Di era informasi yang serba cepat ini, setiap individu, terutama Siswa Perlu mengembangkan pola pikir yang melampaui sekadar mengonsumsi konten digital. Memang, internet menawarkan akses tanpa batas ke pengetahuan, hiburan, dan komunikasi. Namun, kemampuan untuk hanya ‘berselancar’ tidak lagi cukup untuk menjamin kesuksesan di masa depan. Perbedaan mendasar antara menjadi pengguna pasif dan pencipta aktif di dunia digital menentukan apakah seorang siswa akan menjadi tenaga kerja yang relevan atau hanya menjadi penonton dalam revolusi teknologi.
Peran sebagai pengguna berfokus pada penerimaan dan konsumsi: melihat video, membaca berita, atau bermain game. Sementara itu, peran pencipta melibatkan inisiatif dan produksi: menulis kode, merancang grafis, membuat konten edukasi, atau bahkan mengembangkan solusi digital untuk masalah nyata. Transformasi dari konsumen menjadi produsen digital adalah kunci. Misalnya, alih-alih hanya menonton tutorial di YouTube, Siswa Perlu belajar merekam, mengedit, dan mengunggah video tutorial mereka sendiri. Keterampilan produksi konten ini tidak hanya melatih kemampuan teknis (seperti video editing dan desain grafis) tetapi juga kemampuan berpikir sistematis dan komunikasi yang jelas.
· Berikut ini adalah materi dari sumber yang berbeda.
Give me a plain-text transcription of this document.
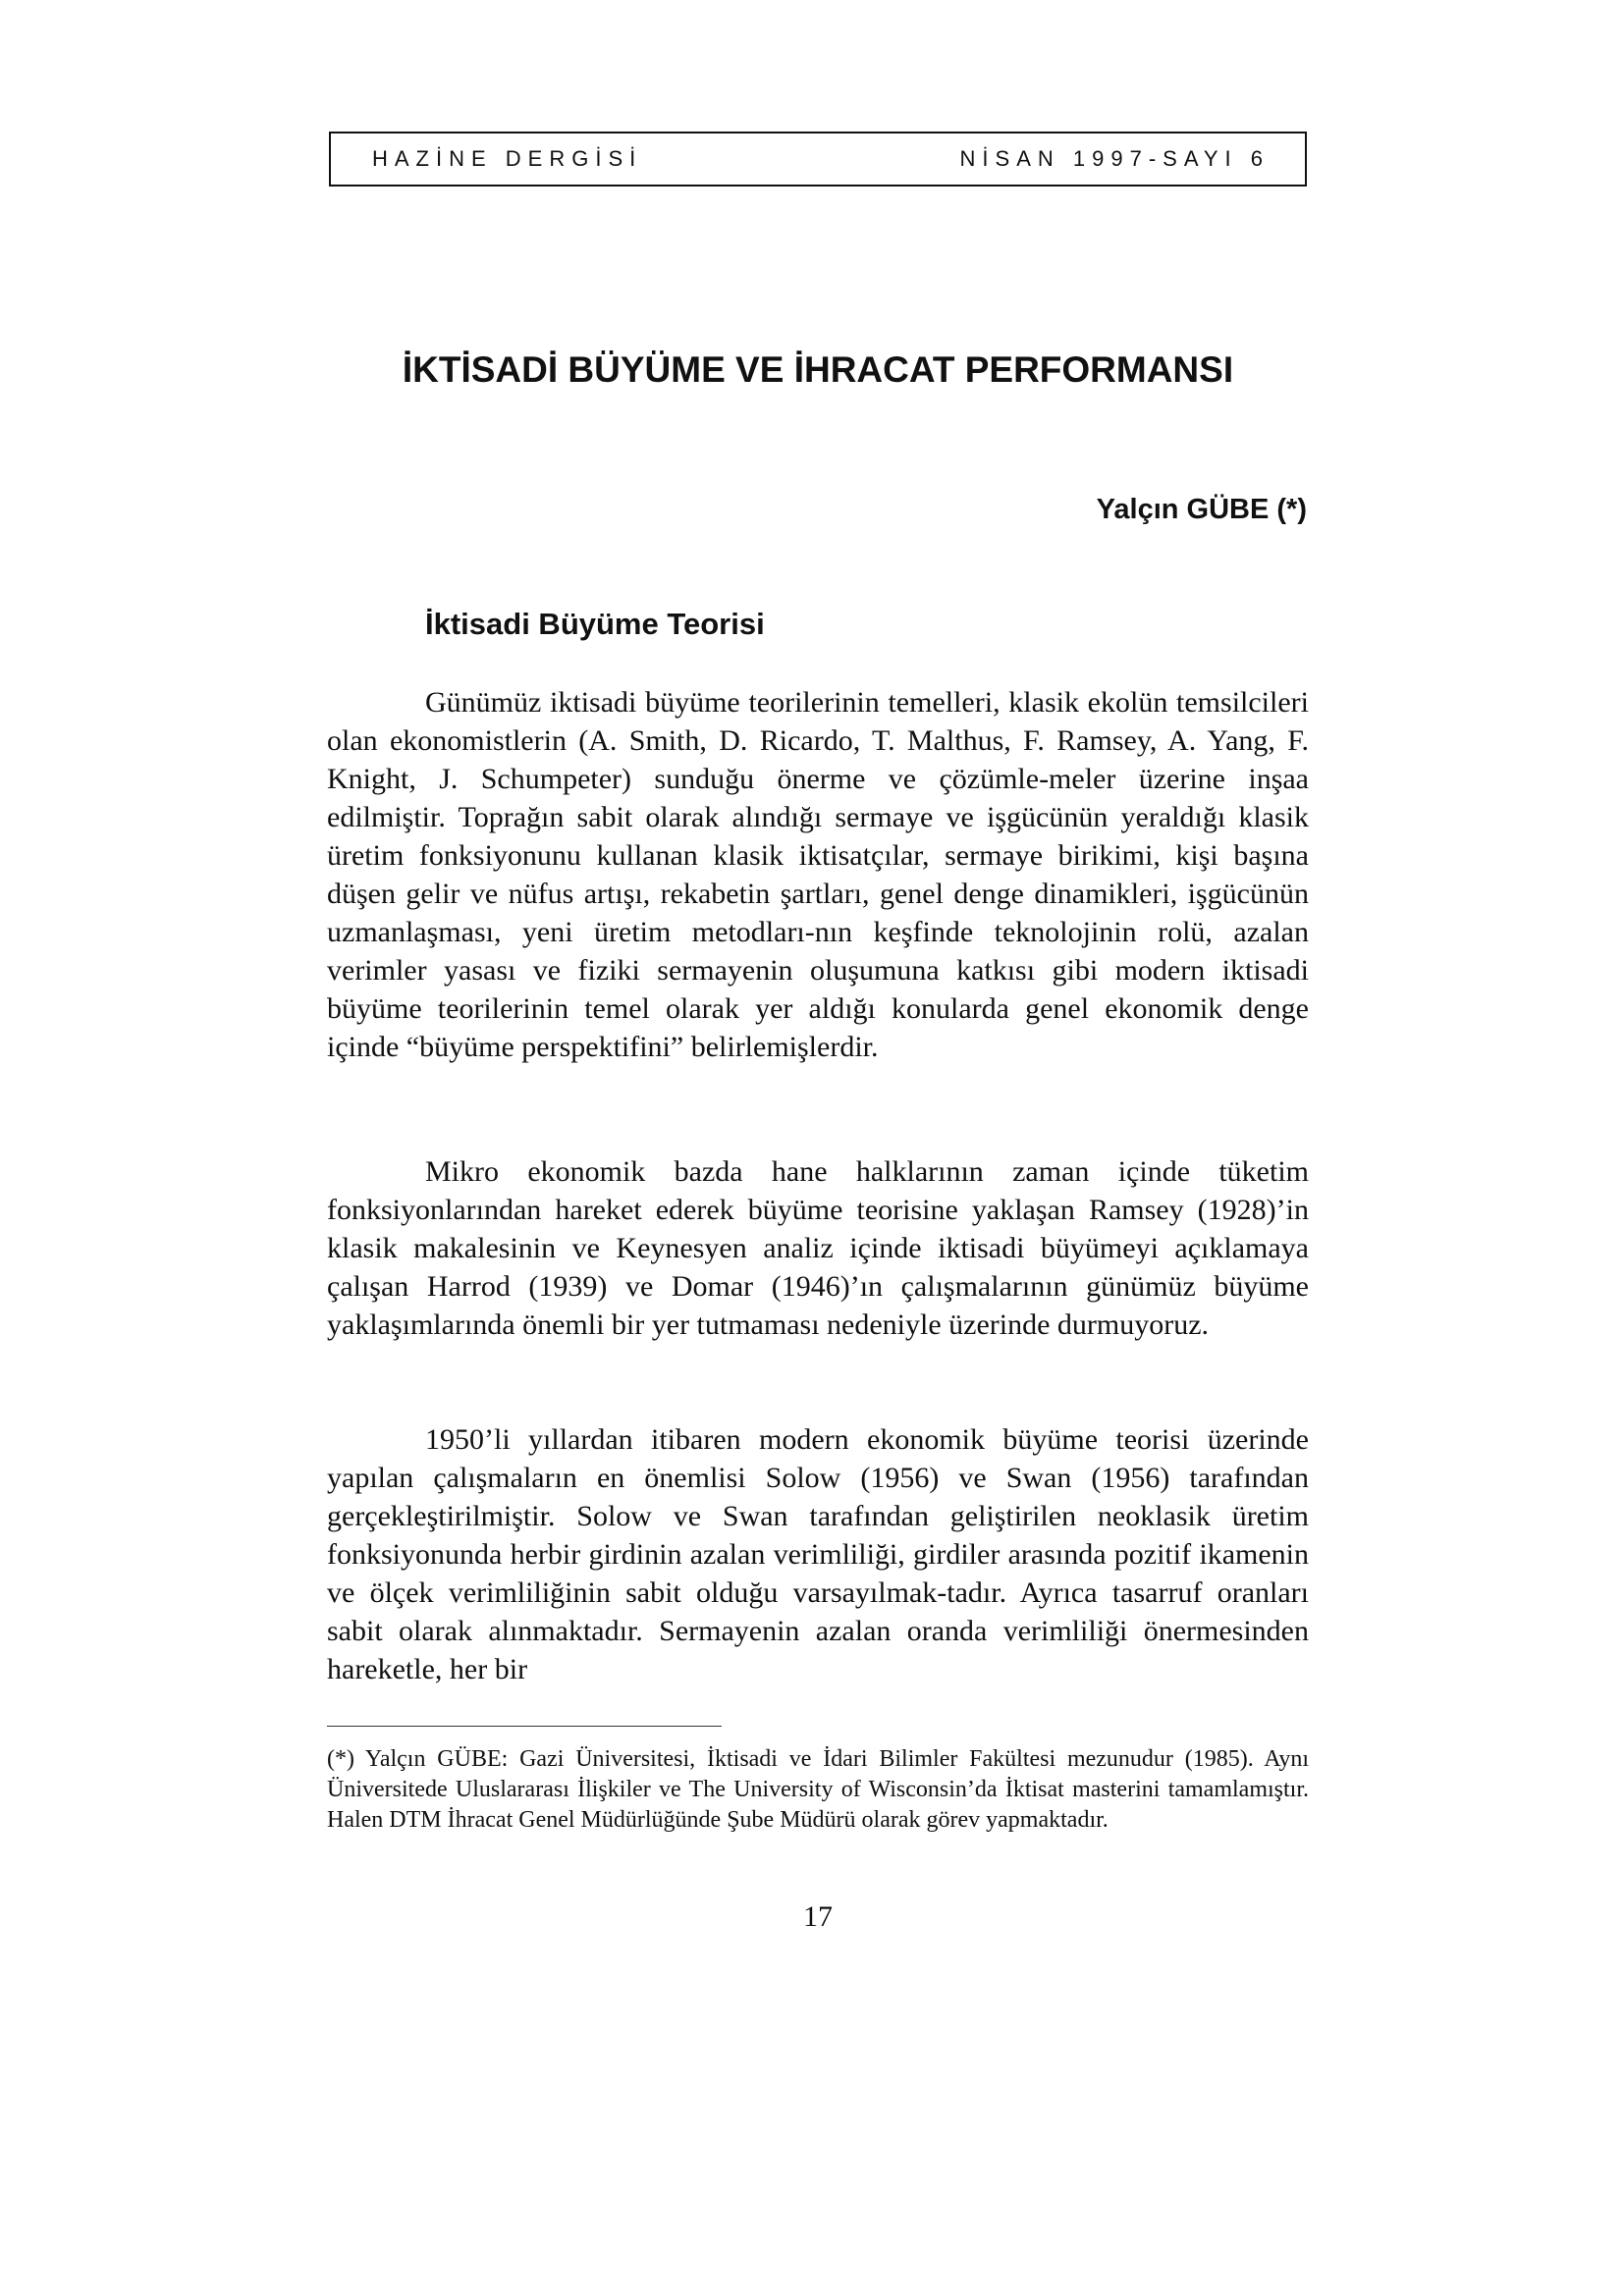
HAZİNE DERGİSİ	NİSAN 1997-SAYI 6
İKTİSADİ BÜYÜME VE İHRACAT PERFORMANSI

Yalçın GÜBE (*)

İktisadi Büyüme Teorisi

Günümüz iktisadi büyüme teorilerinin temelleri, klasik ekolün temsilcileri olan ekonomistlerin (A. Smith, D. Ricardo, T. Malthus, F. Ramsey, A. Yang, F. Knight, J. Schumpeter) sunduğu önerme ve çözümle-meler üzerine inşaa edilmiştir. Toprağın sabit olarak alındığı sermaye ve işgücünün yeraldığı klasik üretim fonksiyonunu kullanan klasik iktisatçılar, sermaye birikimi, kişi başına düşen gelir ve nüfus artışı, rekabetin şartları, genel denge dinamikleri, işgücünün uzmanlaşması, yeni üretim metodları-nın keşfinde teknolojinin rolü, azalan verimler yasası ve fiziki sermayenin oluşumuna katkısı gibi modern iktisadi büyüme teorilerinin temel olarak yer aldığı konularda genel ekonomik denge içinde “büyüme perspektifini” belirlemişlerdir.

Mikro ekonomik bazda hane halklarının zaman içinde tüketim fonksiyonlarından hareket ederek büyüme teorisine yaklaşan Ramsey (1928)’in klasik makalesinin ve Keynesyen analiz içinde iktisadi büyümeyi açıklamaya çalışan Harrod (1939) ve Domar (1946)’ın çalışmalarının günümüz büyüme yaklaşımlarında önemli bir yer tutmaması nedeniyle üzerinde durmuyoruz.

1950’li yıllardan itibaren modern ekonomik büyüme teorisi üzerinde yapılan çalışmaların en önemlisi Solow (1956) ve Swan (1956) tarafından gerçekleştirilmiştir. Solow ve Swan tarafından geliştirilen neoklasik üretim fonksiyonunda herbir girdinin azalan verimliliği, girdiler arasında pozitif ikamenin ve ölçek verimliliğinin sabit olduğu varsayılmak-tadır. Ayrıca tasarruf oranları sabit olarak alınmaktadır. Sermayenin azalan oranda verimliliği önermesinden hareketle, her bir

(*) Yalçın GÜBE: Gazi Üniversitesi, İktisadi ve İdari Bilimler Fakültesi mezunudur (1985). Aynı Üniversitede Uluslararası İlişkiler ve The University of Wisconsin’da İktisat masterini tamamlamıştır. Halen DTM İhracat Genel Müdürlüğünde Şube Müdürü olarak görev yapmaktadır.

17
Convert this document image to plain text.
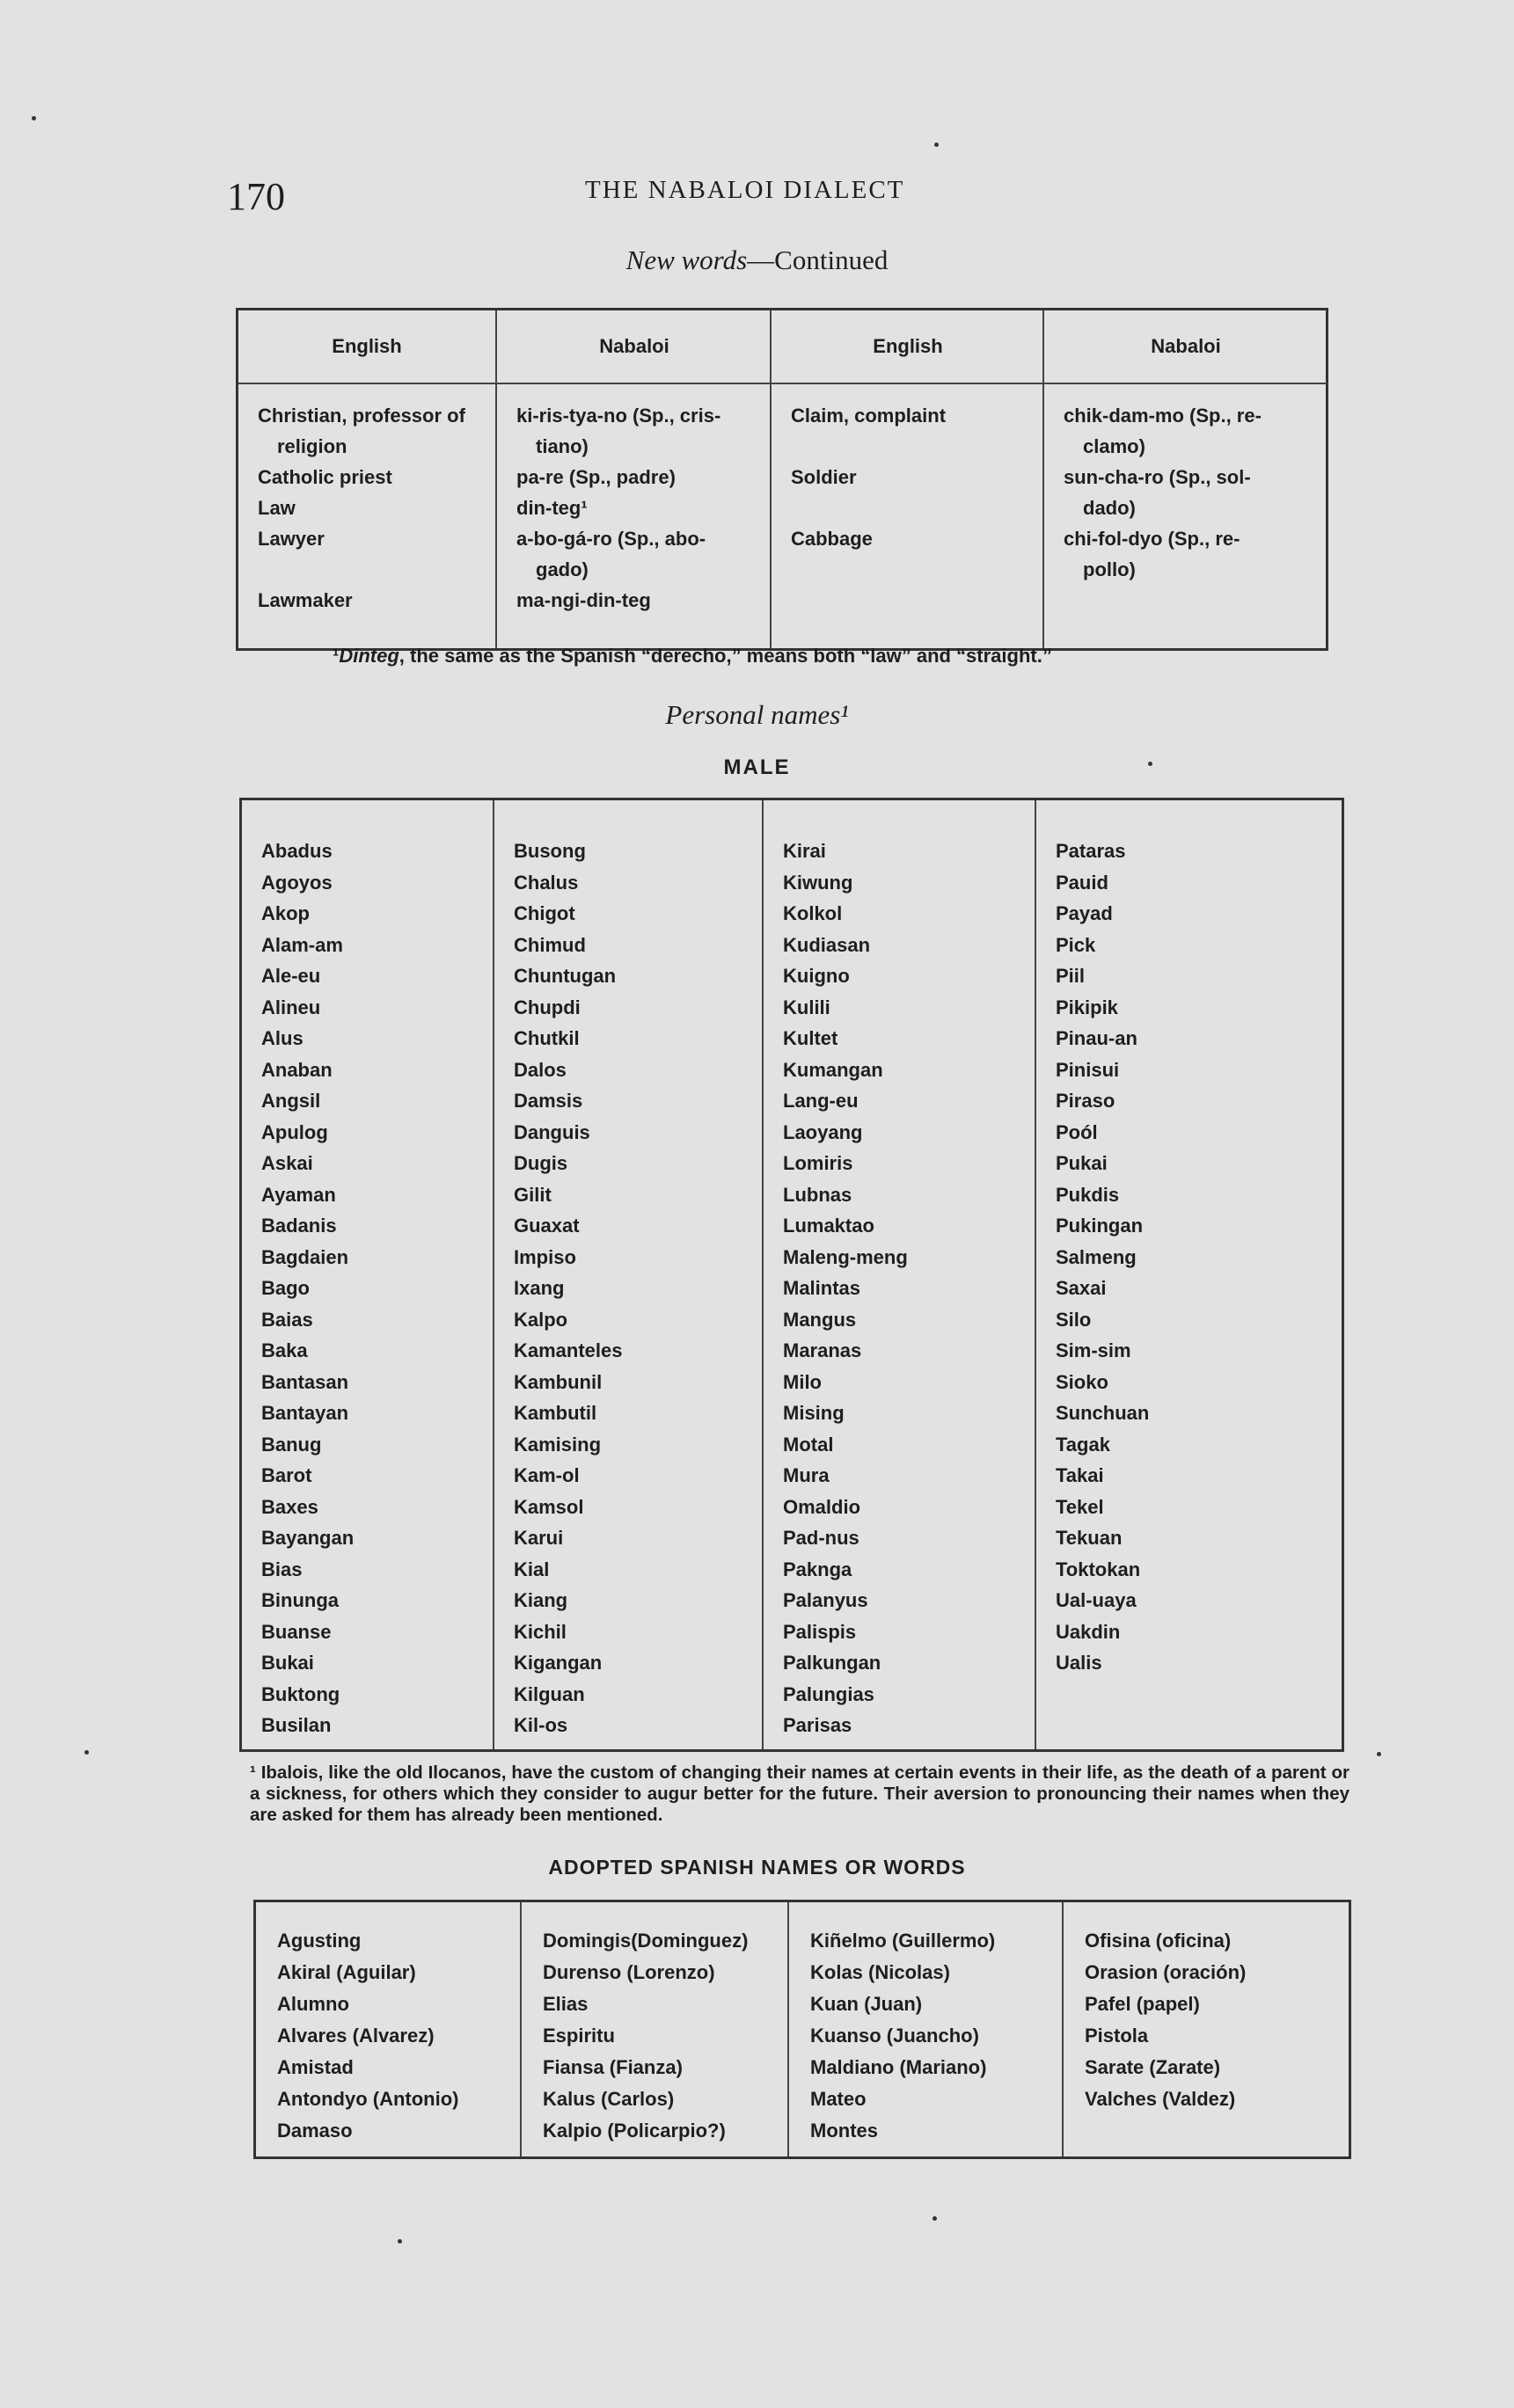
170	THE NABALOI DIALECT
New words—Continued
English
Christian, professor of
religion
Catholic priest
Law
Lawyer
Lawmaker
Nabaloi
ki-ris-tya-no (Sp., cris-
tiano)
pa-re (Sp., padre)
din-teg¹
a-bo-gá-ro (Sp., abo-
gado)
ma-ngi-din-teg
English
Claim, complaint
Soldier
Cabbage
Nabaloi
chik-dam-mo (Sp., re-
clamo)
sun-cha-ro (Sp., sol-
dado)
chi-fol-dyo (Sp., re-
pollo)
¹Dinteg, the same as the Spanish “derecho,” means both “law” and “straight.”
Personal names¹
MALE
Abadus
Agoyos
Akop
Alam-am
Ale-eu
Alineu
Alus
Anaban
Angsil
Apulog
Askai
Ayaman
Badanis
Bagdaien
Bago
Baias
Baka
Bantasan
Bantayan
Banug
Barot
Baxes
Bayangan
Bias
Binunga
Buanse
Bukai
Buktong
Busilan
Busong
Chalus
Chigot
Chimud
Chuntugan
Chupdi
Chutkil
Dalos
Damsis
Danguis
Dugis
Gilit
Guaxat
Impiso
Ixang
Kalpo
Kamanteles
Kambunil
Kambutil
Kamising
Kam-ol
Kamsol
Karui
Kial
Kiang
Kichil
Kigangan
Kilguan
Kil-os
Kirai
Kiwung
Kolkol
Kudiasan
Kuigno
Kulili
Kultet
Kumangan
Lang-eu
Laoyang
Lomiris
Lubnas
Lumaktao
Maleng-meng
Malintas
Mangus
Maranas
Milo
Mising
Motal
Mura
Omaldio
Pad-nus
Paknga
Palanyus
Palispis
Palkungan
Palungias
Parisas
Pataras
Pauid
Payad
Pick
Piil
Pikipik
Pinau-an
Pinisui
Piraso
Poól
Pukai
Pukdis
Pukingan
Salmeng
Saxai
Silo
Sim-sim
Sioko
Sunchuan
Tagak
Takai
Tekel
Tekuan
Toktokan
Ual-uaya
Uakdin
Ualis
¹ Ibalois, like the old Ilocanos, have the custom of changing their names at certain events in their life, as the death of a parent or a sickness, for others which they consider to augur better for the future. Their aversion to pronouncing their names when they are asked for them has already been mentioned.
ADOPTED SPANISH NAMES OR WORDS
Agusting
Akiral (Aguilar)
Alumno
Alvares (Alvarez)
Amistad
Antondyo (Antonio)
Damaso
Domingis(Dominguez)
Durenso (Lorenzo)
Elias
Espiritu
Fiansa (Fianza)
Kalus (Carlos)
Kalpio (Policarpio?)
Kiñelmo (Guillermo)
Kolas (Nicolas)
Kuan (Juan)
Kuanso (Juancho)
Maldiano (Mariano)
Mateo
Montes
Ofisina (oficina)
Orasion (oración)
Pafel (papel)
Pistola
Sarate (Zarate)
Valches (Valdez)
Penguasaan keterampilan penciptaan digital kini telah menjadi prasyarat di banyak bidang. Ambil contoh, dalam konteks pekerjaan masa depan, laporan dari Badan Pusat Statistik (BPS) pada kuartal ketiga tahun 2024 menunjukkan peningkatan permintaan tenaga kerja dengan kompetensi desain UX/UI dan analisis data sebesar 25% dibandingkan tahun sebelumnya. Kompetensi ini sangat jauh berbeda dari sekadar kemampuan menggunakan media sosial. Oleh karena itu, kurikulum sekolah wajib bergeser dari fokus TIK konvensional menjadi Logika Komputasi dan Keterampilan Digital Kreatif.
Lebih lanjut, inisiatif penciptaan digital juga sangat erat kaitannya dengan etika dan tanggung jawab. Saat seorang siswa menjadi pencipta, ia akan lebih menyadari isu hak cipta, integritas data, dan dampak sosial dari konten yang ia produksi. Sebagai contoh, di salah satu workshop literasi digital yang diselenggarakan oleh Direktorat Jenderal Aplikasi Informatika (Ditjen Aptika) pada hari Selasa, 10 September 2024, ditekankan bahwa pemahaman tentang lisensi konten (Creative Commons) adalah hal yang mutlak. Ketika Siswa Perlu mengunggah karyanya, mereka harus mengerti bagaimana melindungi karya tersebut sekaligus menghormati karya orang lain.
Maka, untuk menjamin relevansi lulusannya, sekolah harus mendorong proyek-proyek berbasis kreasi digital. Misalnya, mengganti esai tradisional dengan proyek pembuatan podcast atau membangun situs web mini sebagai tugas akhir. Pendekatan ini memastikan bahwa Siswa Perlu memiliki portofolio yang dapat dipamerkan, menunjukkan bahwa mereka mampu menggunakan teknologi sebagai alat untuk berinovasi dan berkontribusi, bukan hanya sebagai sarana hiburan. Pergeseran pola pikir ini menjadikan mereka agen perubahan, mengubah tantangan digital menjadi peluang karir yang cemerlang, dan membuktikan bahwa Siswa Perlu menjadi pencipta untuk menjamin masa depan yang cerah.